June 14, 2014

Official stresses importance of reporting suspected child abuse; how to do it

Daphne Young has a message for people who think a child might be abused but don’t report it.

Daphne Young has a message for people who think a child might be abused but don’t report it.

“When you’re silent, when you don’t act … I feel like they are colluding with the predator instead of the child,” said Young, vice president of communications and prevention education for Childhelp, which she describes as the nation’s largest and oldest organization dealing with treatment and prevention of child abuse.

“Five children die each day as a result of child abuse,” Young said.

If you don’t report, she said, “You’re really taking a chance on their life.”

It might ruin someone’s day, but that’s a relatively small price, she said.

There is a lot less false reporting than under-reporting, she said.

Young asks that anyone confused about how to report suspected abuse call the Childhelp National Child Abuse Hotline, 800-4-A-CHILD (800-422-4453). The hotline is staffed around the clock by professional crisis counselors, with interpreting available for virtually any language.

The hotline can walk a person through how to report and can link the caller with emergency services, including 911, Young said. “They might say, ‘hang up the phone and call 911 and do these three things.’ ”

The calls are kept anonymous, she said. “We’re not tracing their calls.”

Too often, she said, people can be reluctant to report their suspicion because they don’t want to get involved or they worry they might be wrong.

She wants people to realize “they don’t have to be detectives, they can trust their instincts.” They don’t have to know everything about a situation before they call in.

Child advocates recommend that people call 911 immediately if they sense that a child might be in immediate danger.
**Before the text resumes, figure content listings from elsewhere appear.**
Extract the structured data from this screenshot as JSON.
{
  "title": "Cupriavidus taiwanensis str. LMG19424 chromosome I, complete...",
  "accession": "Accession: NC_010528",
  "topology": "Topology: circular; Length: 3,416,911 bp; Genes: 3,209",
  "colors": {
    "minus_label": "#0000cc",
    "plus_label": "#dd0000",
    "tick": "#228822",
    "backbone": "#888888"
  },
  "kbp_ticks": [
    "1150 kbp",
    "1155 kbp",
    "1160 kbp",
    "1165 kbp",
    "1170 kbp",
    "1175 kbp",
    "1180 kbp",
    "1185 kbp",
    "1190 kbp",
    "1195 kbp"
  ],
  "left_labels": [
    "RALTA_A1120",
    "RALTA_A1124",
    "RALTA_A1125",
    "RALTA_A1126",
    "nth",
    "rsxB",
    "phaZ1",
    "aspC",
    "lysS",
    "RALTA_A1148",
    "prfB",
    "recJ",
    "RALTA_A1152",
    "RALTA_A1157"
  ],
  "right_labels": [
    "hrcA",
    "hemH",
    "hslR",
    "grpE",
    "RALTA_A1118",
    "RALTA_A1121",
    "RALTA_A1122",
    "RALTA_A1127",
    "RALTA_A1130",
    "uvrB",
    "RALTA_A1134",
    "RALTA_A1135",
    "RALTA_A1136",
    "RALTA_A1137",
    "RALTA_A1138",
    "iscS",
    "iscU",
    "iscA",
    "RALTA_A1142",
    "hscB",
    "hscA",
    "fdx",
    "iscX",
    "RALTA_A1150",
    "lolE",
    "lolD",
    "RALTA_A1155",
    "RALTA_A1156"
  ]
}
Another piece of advice from Young: Take seriously anything a child discloses, and remain calm so you can get basic information without leading the child on. Let a trained forensic investigator get the whole story. Don’t play investigator, or you can taint an investigation.

Remember that abuse may not be as obvious as marks or bruises. It could be as subtle as a child looking withdrawn. “Anything that seems off,” she said.

Children being abused might rely on someone outside the family to report a suspicion because so often the abuse comes from someone in the family or close to the family.

Young said statistics show that 68 percent of victims are abused by family members and that 90 percent of sexual abuse victims know the perpetrator.